Мы пошли в бар; сели с Хануманом под каким-то колесом в сетях, вокруг сидели люди в сапогах, почти все со спиннингами, пили свой «Туборг», распространяя запах рыбы и пота. В самом темном углу, возле аквариума с черепахой, сидел старик в толстых очках и курил трубку; и перед ним стоял «Туборг». Запах был сладкий, вишневый, от него нас слегка подташнивало.
Мы заказали кофе с ягермайстером, дешевле дряни у них не было в подобных барах. Хануман посмотрел мне в глаза и сказал:
– Мы выжмем из этого негра все его сбережения, ты только должен его убедить в том, что он может купить много, просто очень много всякой электротехники!
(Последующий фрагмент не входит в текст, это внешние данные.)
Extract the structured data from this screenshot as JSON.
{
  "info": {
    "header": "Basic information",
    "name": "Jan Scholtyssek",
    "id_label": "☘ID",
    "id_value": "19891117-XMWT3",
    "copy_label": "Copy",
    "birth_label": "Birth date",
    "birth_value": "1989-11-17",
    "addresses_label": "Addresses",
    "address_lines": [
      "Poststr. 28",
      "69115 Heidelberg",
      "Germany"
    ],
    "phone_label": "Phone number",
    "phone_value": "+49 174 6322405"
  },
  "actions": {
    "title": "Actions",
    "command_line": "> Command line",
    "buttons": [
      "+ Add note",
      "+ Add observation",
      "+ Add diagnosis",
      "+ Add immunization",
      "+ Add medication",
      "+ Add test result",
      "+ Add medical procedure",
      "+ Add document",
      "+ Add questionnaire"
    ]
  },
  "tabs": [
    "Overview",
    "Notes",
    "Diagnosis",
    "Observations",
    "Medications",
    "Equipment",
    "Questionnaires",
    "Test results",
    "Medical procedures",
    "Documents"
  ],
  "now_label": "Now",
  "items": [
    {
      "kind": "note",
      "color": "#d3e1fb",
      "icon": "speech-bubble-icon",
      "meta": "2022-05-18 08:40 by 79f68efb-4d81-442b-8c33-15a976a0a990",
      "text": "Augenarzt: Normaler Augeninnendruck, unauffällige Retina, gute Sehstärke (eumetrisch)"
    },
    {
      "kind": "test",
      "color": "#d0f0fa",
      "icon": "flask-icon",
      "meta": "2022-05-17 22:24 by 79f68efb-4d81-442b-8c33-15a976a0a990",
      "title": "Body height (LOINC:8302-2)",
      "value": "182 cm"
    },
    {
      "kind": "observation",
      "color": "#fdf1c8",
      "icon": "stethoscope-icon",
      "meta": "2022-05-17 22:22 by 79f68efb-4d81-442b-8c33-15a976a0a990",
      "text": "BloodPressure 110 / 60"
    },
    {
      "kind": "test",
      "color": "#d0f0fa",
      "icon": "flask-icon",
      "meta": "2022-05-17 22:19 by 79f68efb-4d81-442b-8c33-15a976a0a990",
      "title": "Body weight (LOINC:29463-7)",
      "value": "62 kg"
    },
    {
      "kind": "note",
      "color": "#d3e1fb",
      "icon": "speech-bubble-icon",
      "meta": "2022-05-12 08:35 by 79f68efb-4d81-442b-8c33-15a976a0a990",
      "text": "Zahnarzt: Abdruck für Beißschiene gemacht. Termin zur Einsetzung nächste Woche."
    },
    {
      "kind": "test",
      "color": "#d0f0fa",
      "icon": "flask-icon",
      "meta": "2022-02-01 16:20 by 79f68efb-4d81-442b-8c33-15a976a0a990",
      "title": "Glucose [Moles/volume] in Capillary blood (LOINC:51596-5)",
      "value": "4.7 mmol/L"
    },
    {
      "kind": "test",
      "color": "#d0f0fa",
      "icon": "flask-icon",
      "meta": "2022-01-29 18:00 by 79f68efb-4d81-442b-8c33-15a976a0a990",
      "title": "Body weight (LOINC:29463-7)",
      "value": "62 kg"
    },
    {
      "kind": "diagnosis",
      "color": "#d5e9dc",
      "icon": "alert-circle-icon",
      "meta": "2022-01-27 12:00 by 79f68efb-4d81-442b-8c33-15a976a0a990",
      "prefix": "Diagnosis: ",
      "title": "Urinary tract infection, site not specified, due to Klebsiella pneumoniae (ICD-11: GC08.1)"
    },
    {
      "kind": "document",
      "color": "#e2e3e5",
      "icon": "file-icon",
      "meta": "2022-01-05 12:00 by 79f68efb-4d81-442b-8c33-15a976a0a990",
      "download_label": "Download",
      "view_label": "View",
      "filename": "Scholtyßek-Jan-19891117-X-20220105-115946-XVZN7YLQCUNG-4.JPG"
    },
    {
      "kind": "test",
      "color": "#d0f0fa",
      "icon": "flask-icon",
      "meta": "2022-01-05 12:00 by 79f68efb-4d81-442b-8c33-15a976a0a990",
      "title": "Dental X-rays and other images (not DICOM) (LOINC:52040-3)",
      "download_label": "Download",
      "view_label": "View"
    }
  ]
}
Например, рабочих, но подержанных видеомагнитофонов и прочей фигни! Чего угодно! Главное доказать, что это ему пригодится! Мы все это ему достанем в неограниченном количестве, и он пусть договорится с капитаном, пусть поделится с ним, спрячет в контейнерах, ни одна таможня не станет разгребать все покрышки, риска нет! Даже если и есть, то минимальный! Но пусть рискнет! Убеди его, что это стоит того! Скажи, что когда он продаст эту технику у себя в Африке, он сделает миллионы! Просто миллионы! Да-да… Убеди его в этом! А мы уж достанем все это! Даже компьютер, самый настоящий компьютер!!!
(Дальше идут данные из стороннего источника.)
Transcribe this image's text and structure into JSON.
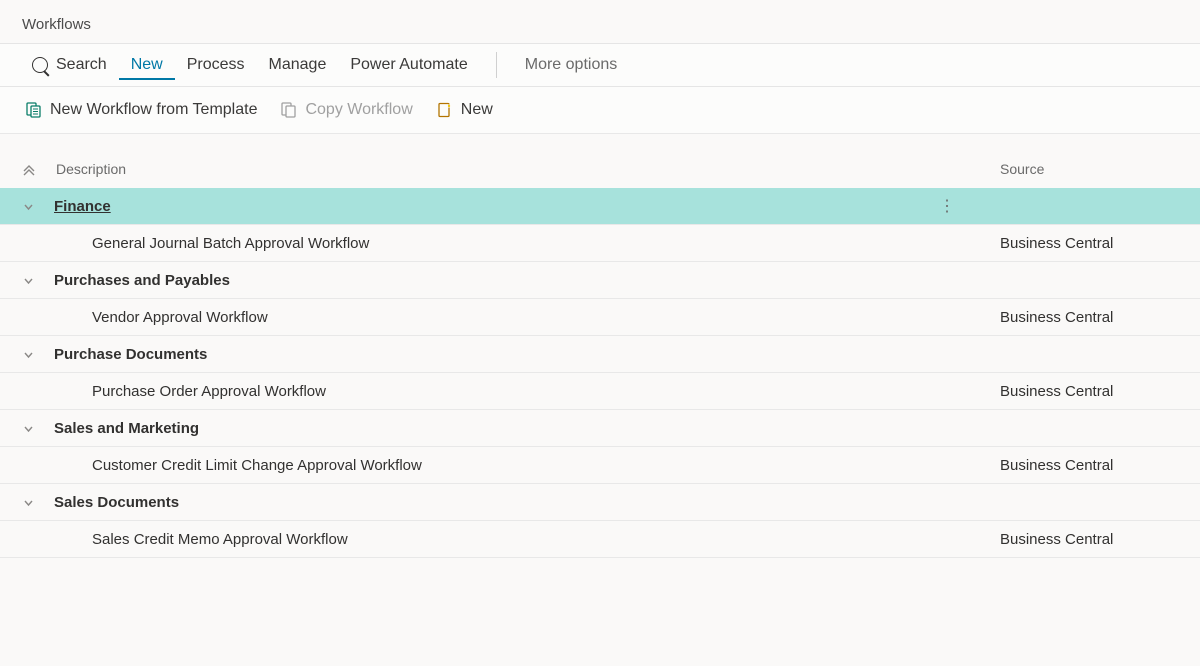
{
  "page_title": "Workflows",
  "toolbar": {
    "search": "Search",
    "new": "New",
    "process": "Process",
    "manage": "Manage",
    "power_automate": "Power Automate",
    "more_options": "More options"
  },
  "subtoolbar": {
    "new_from_template": "New Workflow from Template",
    "copy_workflow": "Copy Workflow",
    "new": "New"
  },
  "columns": {
    "description": "Description",
    "source": "Source"
  },
  "groups": [
    {
      "name": "Finance",
      "selected": true,
      "items": [
        {
          "desc": "General Journal Batch Approval Workflow",
          "source": "Business Central"
        }
      ]
    },
    {
      "name": "Purchases and Payables",
      "items": [
        {
          "desc": "Vendor Approval Workflow",
          "source": "Business Central"
        }
      ]
    },
    {
      "name": "Purchase Documents",
      "items": [
        {
          "desc": "Purchase Order Approval Workflow",
          "source": "Business Central"
        }
      ]
    },
    {
      "name": "Sales and Marketing",
      "items": [
        {
          "desc": "Customer Credit Limit Change Approval Workflow",
          "source": "Business Central"
        }
      ]
    },
    {
      "name": "Sales Documents",
      "items": [
        {
          "desc": "Sales Credit Memo Approval Workflow",
          "source": "Business Central"
        }
      ]
    }
  ]
}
Я красиво изложил негру идею; у того просто закапало изо рта от жадности, пена потекла по губам, глаза наполнились слезами счастья. Каждый раз, когда я делал паузу, он, после моего вкрадчивого вопроса: «Ты понимаешь меня, мой друг?» – отвечал «эге», облизывал светло-розовым языком свои огромные фиолетовые губищи и чесал клочковато заросший подбородок. Он выпил купленное ему пиво быстрее Потапова или БирМашин, сказал: «Э май фрэнд ван мор бьер, плиз»[53], и Хануман улыбнулся ядовитой улыбкой, принес ему пива и снова улыбнулся так, словно он впрыснул в пиво цианистого калия. С этого момента между нами началось своеобразное состязание: кто кого обманет, кто из кого больше выгоды сделает, он из нас или мы из него.
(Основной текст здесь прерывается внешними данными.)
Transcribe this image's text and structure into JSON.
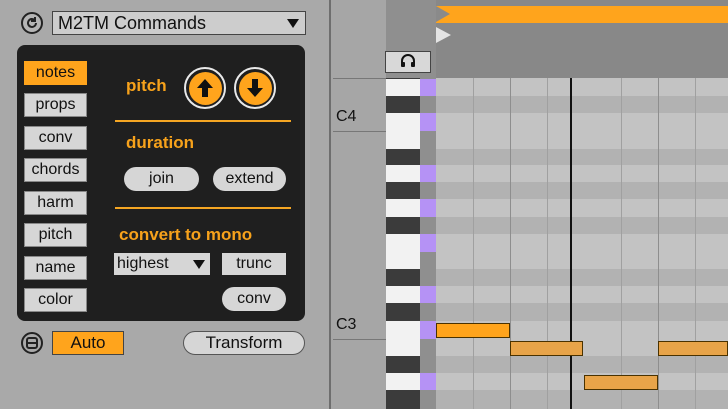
{
  "device": {
    "title": "M2TM Commands",
    "tabs": [
      "notes",
      "props",
      "conv",
      "chords",
      "harm",
      "pitch",
      "name",
      "color"
    ],
    "active_tab": "notes",
    "pitch_label": "pitch",
    "duration_label": "duration",
    "join_label": "join",
    "extend_label": "extend",
    "mono_label": "convert to mono",
    "mono_select_value": "highest",
    "trunc_label": "trunc",
    "conv_label": "conv",
    "auto_label": "Auto",
    "transform_label": "Transform"
  },
  "piano_roll": {
    "octave_labels": [
      "C4",
      "C3"
    ]
  },
  "colors": {
    "accent": "#ffa41c",
    "key_highlight": "#b592f5",
    "panel_bg": "#1f1f1f"
  },
  "icons": {
    "header": "refresh-icon",
    "footer": "hotswap-icon",
    "loop": "headphones-icon",
    "pitch_up": "arrow-up-icon",
    "pitch_down": "arrow-down-icon"
  }
}
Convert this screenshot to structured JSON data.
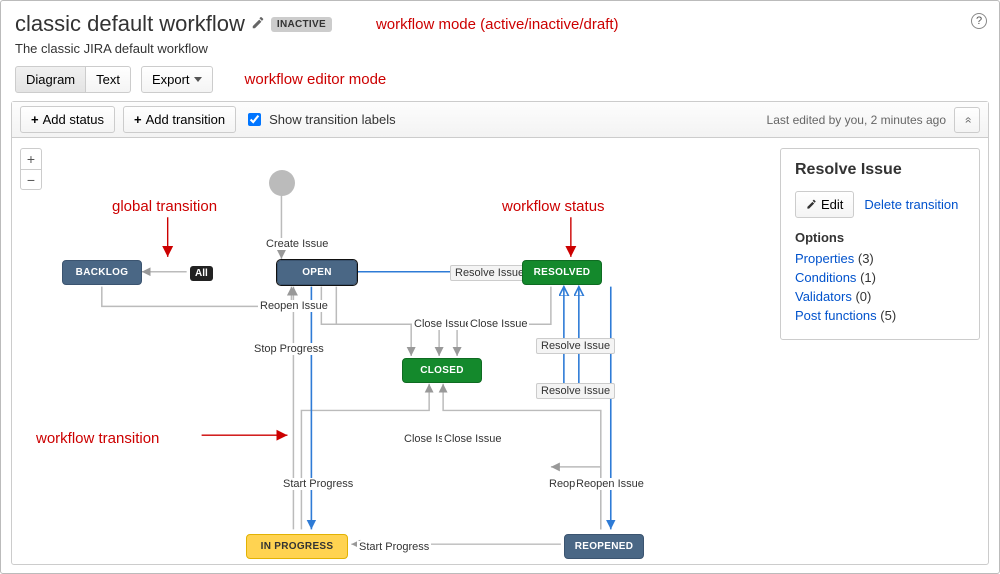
{
  "header": {
    "title": "classic default workflow",
    "status_lozenge": "INACTIVE",
    "subtitle": "The classic JIRA default workflow"
  },
  "toolbar": {
    "diagram": "Diagram",
    "text": "Text",
    "export": "Export"
  },
  "actions": {
    "add_status": "Add status",
    "add_transition": "Add transition",
    "show_labels": "Show transition labels",
    "last_edited": "Last edited by you, 2 minutes ago"
  },
  "annotations": {
    "mode": "workflow mode (active/inactive/draft)",
    "editor_mode": "workflow editor mode",
    "global_transition": "global transition",
    "workflow_status": "workflow status",
    "workflow_transition": "workflow transition"
  },
  "nodes": {
    "backlog": "BACKLOG",
    "open": "OPEN",
    "resolved": "RESOLVED",
    "closed": "CLOSED",
    "in_progress": "IN PROGRESS",
    "reopened": "REOPENED"
  },
  "all_lozenge": "All",
  "transitions": {
    "create_issue": "Create Issue",
    "reopen_issue": "Reopen Issue",
    "stop_progress": "Stop Progress",
    "start_progress": "Start Progress",
    "close_issue": "Close Issue",
    "resolve_issue": "Resolve Issue",
    "reopen_short": "Reop"
  },
  "side": {
    "title": "Resolve Issue",
    "edit": "Edit",
    "delete": "Delete transition",
    "options_h": "Options",
    "properties": "Properties",
    "properties_n": "(3)",
    "conditions": "Conditions",
    "conditions_n": "(1)",
    "validators": "Validators",
    "validators_n": "(0)",
    "postfn": "Post functions",
    "postfn_n": "(5)"
  }
}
Мы подготовили Потапова и Дурачкова и комнату для продажи техники. Комната была набита нерабочими видаками, всякими магнитофонами, сиди-проигрывателями и прочей фигней – одним словом, хламом, за большей частью которого не потребовалось даже ходить на свалку, потому что у Потапова и вокруг кемпа этого дерьма хватало в избытке. Мы решили начать осторожно; показали негру видик; продемонстрировали, что он работает; добавили: но вот вид у него неважный; установили цену, невысокую для начала, и он взял один. Мы сказали, что если он возьмет сразу партию, то мы сделаем скидку, и таким образом продали ему еще четыре нерабочих, убедив его лжедемонстрацией: делали вид, что подсоединяем к телевизору видео, а на самом деле за ширмой сидел Дурачков и включал синхронно с нашими действиями видик, который был действительно подсоединен к телевизору. Выглядело так, будто все видео работали! Мы были так довольны, что даже помогли ему отвезти их в порт. При всем при этом мы его постоянно держали в состоянии опьянения, подпаивая его дешевым пивом. Он был доволен, он сказал, что купит еще несколько видео, может быть, какую-нибудь игру, но вот компьютер было бы здорово, май фрэнд… Мы пообещал достать все, что нужно. Потапов с Дурачковым отправились на свалку тем же вечером; мы с Хануманом засели выпить.
На следующий день все повторилось; весь видеофарс от начала до конца! Потом он решил разнообразить ассортимент и купить много всякой всячины, но подешевле; он постоянно занижал цену. Например, его интересовали утюги, миксеры, плойки, фены – вещи, в общем-то, на мой взгляд, бессмысленные, для африканцев ненужные, но почему-то именно эти вещи он намеревался продать за космические деньги. Потому что в его деревне (слова повторялись много раз – в моей деревне) женщины не могли жить без чего-то такого, что придавало им чувство того, что они настоящие женщины, то есть почти белые, или как белые, и у них есть и фен, и плойка, и утюг; и купить это все у нас он хотел по самой смешной цене! Мы продали ему такой фигни просто бездну! А заодно и кассеты, и в таком количестве, что не было места в машине! Пришлось ездить два раза, за что Потапов накинул двадцатку. В какой-то момент я подумал о том, а хватит ли на корабле в контейнерах места, ведь они же везут покрышки! Контейнеры покрышек!!!